Elisabeth Friederike Theresia Schwarz war in ihrer frühen Jugend als ausgebildete Theaterschauspielerin erfolgreich. Sie trat unter anderem in Innsbruck, Hamburg und Wien auf, Film- und Salonrollen wurden ihr angeboten. Ende der 20er geht sie zusammen mit ihrer Mutter Cornelia Schwarz nach Berlin, weil es ihr in ihrer Geburtsstadt Wien nicht mehr gefällt und sie gerne studieren wollte.2 Elisabeth Schwarz, die sich ab etwa 1933 Ruth Körner nennt, studiert an der Hochschule für Politik und engagiert sich, wie sie selbst sagt „sehr weit links“.  Sie reist viel und schreibt an Reisereportagen sowie journalistischen Texten, die im Berliner Börsen-Courier und Berliner Tageblatt erscheinen. Nachdem die Macht 1933 an die Nationalsozialisten übergeben wird, wird Ruth Körner – unter anderem an der Universität – aufgrund ihrer politischen Aktivitäten und aus antisemitisch-rassistischen Motiven immer wieder bedroht.3

Heimkehr nach Österreich

Einer Verhaftung entkommt sie. Zusammen mit ihrer Mutter verlässt sie Berlin. Mit dem Nachtzug geht es im Januar 1933 nach Wien zurück: zwar dem Status nach nicht als Emigrantinnen, da beide österreichische Pässe hatten, aber dennoch nicht freiwillig. Noch vor 1933 war Körner der SPÖ beigetreten, sie reist auf der Suche nach Lebensmöglichkeiten nach Moskau, besucht den Ersten Allunionskongress sowjetischer Schriftsteller und arbeitet an einem Text über eine Indienreise, der unter dem Titel Fieberndes Indien 1937, typographisch umgesetzt von Hugo Steiner-Prag im Saturn Verlag in Wien und in der Büchergilde Gutenberg in Zürich erscheint.
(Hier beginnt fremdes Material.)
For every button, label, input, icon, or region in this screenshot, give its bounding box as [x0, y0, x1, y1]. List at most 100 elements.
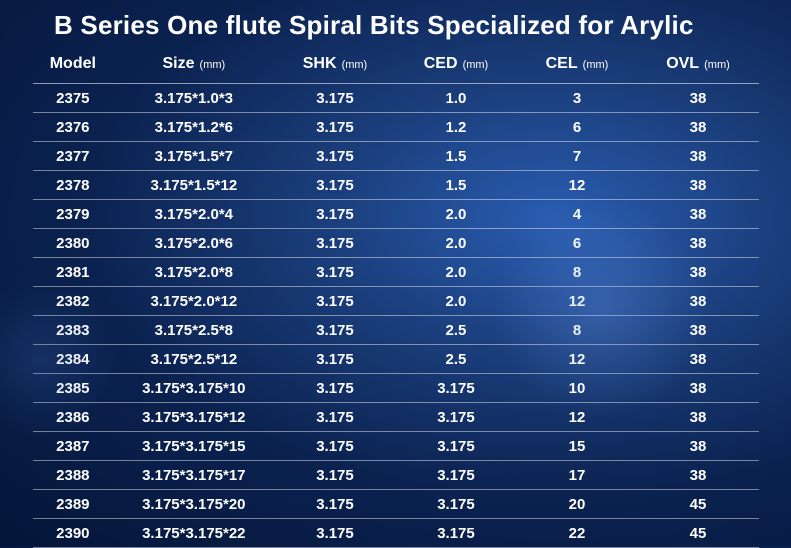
col-label: CEL — [546, 55, 578, 72]
table-head: ModelSize (mm)SHK (mm)CED (mm)CEL (mm)OV… — [33, 49, 759, 84]
cell-shk: 3.175 — [274, 490, 395, 519]
cell-ovl: 38 — [637, 84, 758, 113]
cell-ced: 2.0 — [395, 229, 516, 258]
table-body: 23753.175*1.0*33.1751.033823763.175*1.2*… — [33, 84, 759, 548]
cell-size: 3.175*2.0*12 — [113, 287, 274, 316]
col-header-shk: SHK (mm) — [274, 49, 395, 84]
cell-ced: 2.0 — [395, 200, 516, 229]
col-label: SHK — [303, 55, 337, 72]
cell-ced: 3.175 — [395, 432, 516, 461]
cell-shk: 3.175 — [274, 403, 395, 432]
cell-size: 3.175*3.175*15 — [113, 432, 274, 461]
cell-ced: 2.5 — [395, 316, 516, 345]
cell-model: 2379 — [33, 200, 114, 229]
col-label: Size — [162, 55, 194, 72]
col-unit: (mm) — [701, 59, 730, 71]
table-row: 23833.175*2.5*83.1752.5838 — [33, 316, 759, 345]
cell-size: 3.175*3.175*10 — [113, 374, 274, 403]
col-header-model: Model — [33, 49, 114, 84]
cell-model: 2383 — [33, 316, 114, 345]
cell-model: 2388 — [33, 461, 114, 490]
col-label: CED — [424, 55, 458, 72]
cell-model: 2380 — [33, 229, 114, 258]
cell-ced: 1.5 — [395, 142, 516, 171]
cell-ovl: 38 — [637, 229, 758, 258]
cell-ced: 3.175 — [395, 519, 516, 548]
table-row: 23803.175*2.0*63.1752.0638 — [33, 229, 759, 258]
table-row: 23873.175*3.175*153.1753.1751538 — [33, 432, 759, 461]
cell-cel: 12 — [516, 403, 637, 432]
cell-ced: 1.2 — [395, 113, 516, 142]
cell-model: 2386 — [33, 403, 114, 432]
table-row: 23903.175*3.175*223.1753.1752245 — [33, 519, 759, 548]
table-row: 23773.175*1.5*73.1751.5738 — [33, 142, 759, 171]
cell-cel: 10 — [516, 374, 637, 403]
col-label: Model — [50, 55, 96, 72]
cell-size: 3.175*3.175*22 — [113, 519, 274, 548]
cell-size: 3.175*1.5*12 — [113, 171, 274, 200]
cell-cel: 6 — [516, 229, 637, 258]
cell-ced: 3.175 — [395, 461, 516, 490]
cell-ced: 2.0 — [395, 258, 516, 287]
table-row: 23863.175*3.175*123.1753.1751238 — [33, 403, 759, 432]
cell-ced: 1.0 — [395, 84, 516, 113]
table-row: 23783.175*1.5*123.1751.51238 — [33, 171, 759, 200]
cell-cel: 4 — [516, 200, 637, 229]
table-row: 23753.175*1.0*33.1751.0338 — [33, 84, 759, 113]
cell-cel: 20 — [516, 490, 637, 519]
cell-model: 2377 — [33, 142, 114, 171]
table-row: 23763.175*1.2*63.1751.2638 — [33, 113, 759, 142]
col-unit: (mm) — [580, 59, 609, 71]
cell-shk: 3.175 — [274, 113, 395, 142]
cell-cel: 6 — [516, 113, 637, 142]
cell-ced: 2.0 — [395, 287, 516, 316]
cell-ced: 3.175 — [395, 403, 516, 432]
cell-model: 2376 — [33, 113, 114, 142]
cell-size: 3.175*2.0*8 — [113, 258, 274, 287]
cell-size: 3.175*2.0*4 — [113, 200, 274, 229]
cell-ovl: 38 — [637, 345, 758, 374]
cell-size: 3.175*2.5*12 — [113, 345, 274, 374]
cell-ovl: 38 — [637, 461, 758, 490]
cell-model: 2384 — [33, 345, 114, 374]
table-row: 23793.175*2.0*43.1752.0438 — [33, 200, 759, 229]
col-header-size: Size (mm) — [113, 49, 274, 84]
cell-shk: 3.175 — [274, 142, 395, 171]
cell-size: 3.175*1.0*3 — [113, 84, 274, 113]
cell-model: 2382 — [33, 287, 114, 316]
cell-shk: 3.175 — [274, 287, 395, 316]
cell-size: 3.175*2.5*8 — [113, 316, 274, 345]
cell-size: 3.175*1.2*6 — [113, 113, 274, 142]
cell-model: 2381 — [33, 258, 114, 287]
cell-model: 2385 — [33, 374, 114, 403]
cell-ovl: 38 — [637, 113, 758, 142]
cell-ovl: 38 — [637, 258, 758, 287]
cell-shk: 3.175 — [274, 316, 395, 345]
cell-ovl: 38 — [637, 287, 758, 316]
cell-ced: 3.175 — [395, 374, 516, 403]
cell-model: 2390 — [33, 519, 114, 548]
table-row: 23813.175*2.0*83.1752.0838 — [33, 258, 759, 287]
page-title: B Series One flute Spiral Bits Specializ… — [0, 0, 791, 49]
cell-ovl: 38 — [637, 200, 758, 229]
cell-ced: 1.5 — [395, 171, 516, 200]
cell-shk: 3.175 — [274, 519, 395, 548]
cell-cel: 12 — [516, 345, 637, 374]
cell-cel: 12 — [516, 287, 637, 316]
cell-shk: 3.175 — [274, 200, 395, 229]
cell-size: 3.175*3.175*12 — [113, 403, 274, 432]
col-unit: (mm) — [196, 59, 225, 71]
cell-ovl: 38 — [637, 403, 758, 432]
col-unit: (mm) — [339, 59, 368, 71]
cell-model: 2389 — [33, 490, 114, 519]
cell-model: 2378 — [33, 171, 114, 200]
cell-size: 3.175*2.0*6 — [113, 229, 274, 258]
cell-cel: 15 — [516, 432, 637, 461]
cell-ovl: 45 — [637, 490, 758, 519]
col-header-cel: CEL (mm) — [516, 49, 637, 84]
cell-ovl: 38 — [637, 432, 758, 461]
cell-ced: 3.175 — [395, 490, 516, 519]
table-row: 23853.175*3.175*103.1753.1751038 — [33, 374, 759, 403]
cell-ovl: 38 — [637, 374, 758, 403]
cell-shk: 3.175 — [274, 171, 395, 200]
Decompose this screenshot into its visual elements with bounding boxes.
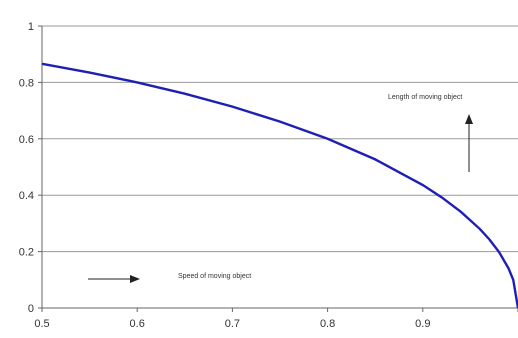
x-tick-label: 0.7 — [225, 318, 240, 330]
y-tick-labels: 0 0.2 0.4 0.6 0.8 1 — [19, 21, 42, 315]
y-tick-label: 1 — [28, 21, 34, 33]
y-tick-label: 0.2 — [19, 247, 34, 259]
y-tick-label: 0.8 — [19, 77, 34, 89]
y-tick-label: 0.4 — [19, 190, 34, 202]
x-tick-label: 0.8 — [320, 318, 335, 330]
grid-lines — [42, 25, 518, 253]
annotation-speed-arrow — [88, 275, 140, 283]
x-tick-label: 0.5 — [34, 318, 49, 330]
annotation-length: Length of moving object — [388, 94, 462, 101]
x-tick-label: 0.9 — [415, 318, 430, 330]
annotation-length-arrow — [465, 114, 473, 172]
x-tick-labels: 0.5 0.6 0.7 0.8 0.9 — [34, 308, 518, 330]
y-tick-label: 0.6 — [19, 134, 34, 146]
annotation-speed: Speed of moving object — [178, 273, 251, 280]
x-tick-label: 0.6 — [130, 318, 145, 330]
y-tick-label: 0 — [28, 303, 34, 315]
series-line — [41, 62, 518, 309]
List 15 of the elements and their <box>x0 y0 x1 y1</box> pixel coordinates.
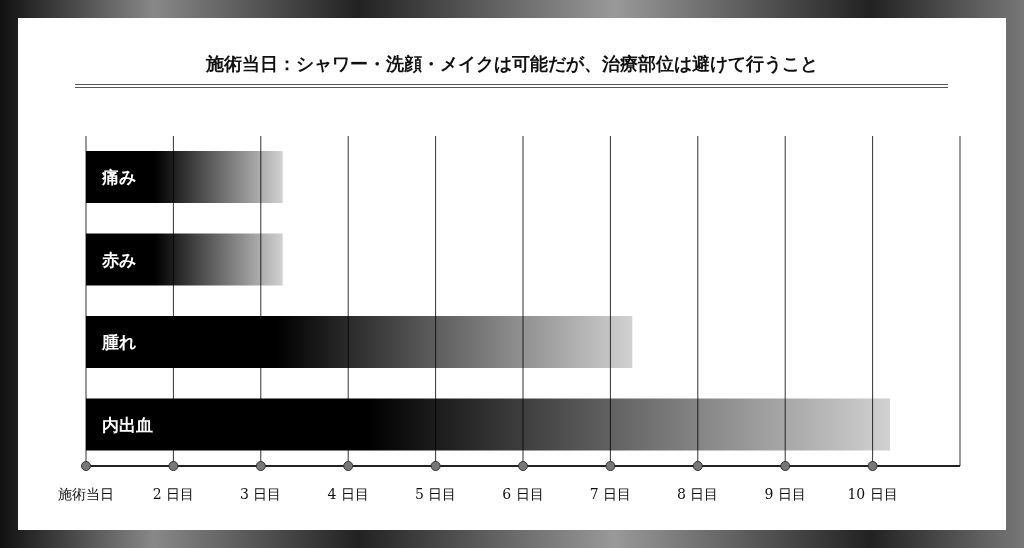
x-tick-label: 2 日目 <box>152 486 195 502</box>
x-tick-label: 施術当日 <box>58 486 114 502</box>
x-tick-label: 6 日目 <box>502 486 544 502</box>
y-tick-label: 内出血 <box>102 414 153 435</box>
x-tick-label: 10 日目 <box>847 486 898 502</box>
x-tick-label: 9 日目 <box>764 486 806 502</box>
x-tick-label: 3 日目 <box>240 486 282 502</box>
x-tick-label: 4 日目 <box>327 486 369 502</box>
chart-title: 施術当日：シャワー・洗顔・メイクは可能だが、治療部位は避けて行うこと <box>205 52 819 76</box>
y-tick-label: 腫れ <box>101 332 136 352</box>
x-tick-label: 8 日目 <box>677 486 719 502</box>
x-tick-label: 5 日目 <box>414 486 457 502</box>
x-tick-label: 7 日目 <box>589 486 632 502</box>
y-tick-label: 赤み <box>101 249 136 270</box>
y-tick-label: 痛み <box>101 167 136 187</box>
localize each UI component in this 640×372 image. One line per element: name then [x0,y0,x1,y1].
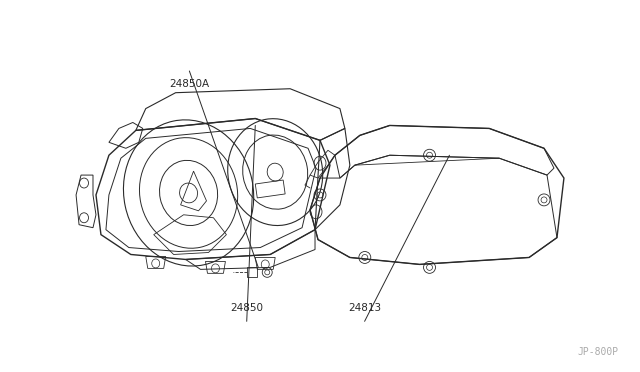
Text: JP-800P: JP-800P [577,347,619,357]
Text: 24850: 24850 [230,304,263,313]
Text: 24813: 24813 [348,304,381,313]
Text: 24850A: 24850A [170,79,209,89]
Mit dem „Anschluss“ Österreichs an das Deutsche Reich im März 1938 verschlechtert sich die Situation für Ruth Körner und ihre Mutter. Ihre Wohnung im 2. Bezirk, die auch ein Treffpunkt für Kommunist/innen war, wird mehrfach durchsucht. Unter dem Vorwand beruflicher Verpflichtungen der Tochter und eines Kuraufenthalts der Mutter fliehen beide am 1. April 1938 aus Wien nach Prag. Um an den Grenzen nicht als Flüchtende aufzufallen, können sie nahezu nichts mitnehmen.

Exil in der ČSR

Körner engagiert sich im Exil in der Tschechoslowakei vor allem in der Flüchtlingspolitik. Im Mai 1938 versucht sie mit Unterstützung des PEN in London4 für eine Gruppe von über 600 Personen, darunter auch viele deutschsprachige Schriftsteller/innen, eine Rettung nach Großbritannien zu erreichen.5 Im Sommer 1938 schreibt sie anlässlich der Konferenz in Evian6 über die katastrophale Situation der Flüchtenden in Brünn (Mähren). Sie arbeitet für verschiedene sozialistisch-orientierte Zeitungen und ist  – trotz des Risikos verhaftet zu werden – immer wieder als Korrespondentin auf dem Gebiet des Deutschen Reichs aktiv. Als absehbar wird, dass die Nationalsozialisten ihren Machtbereich auch in der Tschechoslowakei immer weiter ausdehnen werden7 , fliehen Ruth Körner und ihre Mutter im Herbst 1938 nach London.

Refugees in London

 Ein Bekannter, der in dieser Zeit als Wiener Korrspondent für die britische Tageszeitung The News Chronicle arbeitet, hilft den beiden bei ihrer Flucht und Ankunft mit einer Erklärung gegenüber den Behörden. „ […] was wir nicht wußten und er [der Bekannte] wohl auch nicht, daß man mit dieser Erklärung zwar aus dem Flugzeug aussteigen, aber den Flughafenbereich nicht verlassen durfte.“8  Es gelingt ihnen dennoch – mit Hilfe von Dr. Gerhard Schacher – diesen Transitbereich9 zu verlassen. Auf der Suche nach Wohnung und Arbeit werden Mutter und Tochter von einer britischen Hilfsorganisation unterstützt – etwa durch Vermittlung einer Unterkunft im Rahmen von privater Gastfreundschaft (damit war die Aufnahme von Flüchtlingen in Privatwohnungen verbunden). Bis zum Kriegsende bleiben sie in London. Auch zur Zeit der Bombardements dort ab 1940 wollen sie sich nicht evakuieren lassen. „Das war eine ganz irrsinnige Idee, die Leute nach Eastburne und Bournemouth zu evakuieren, überall, an alle Küsten und Grenzen.“ erinnert Körner.10

Eine Zeit lang arbeitet die Journalistin als Sekretärin für das Emigrantenkabarett Laterndl und für das deutschsprachige Blatt Die Zeitung, das von März 1941 bis Juni 1945 vom Londoner Informationsministerium in einer Auflage von durchschnittlich ca. 15.000 Exemplaren herausgegeben wird und sich vorwiegend an deutsche Exilierte richtete. Im Krieg wurde Die Zeitung als Dünndruckausgabe von der Royal Air Force über Deutschland abgeworfen. Körner ist für den Inhalt der Österreichischen Seite verantwortlich.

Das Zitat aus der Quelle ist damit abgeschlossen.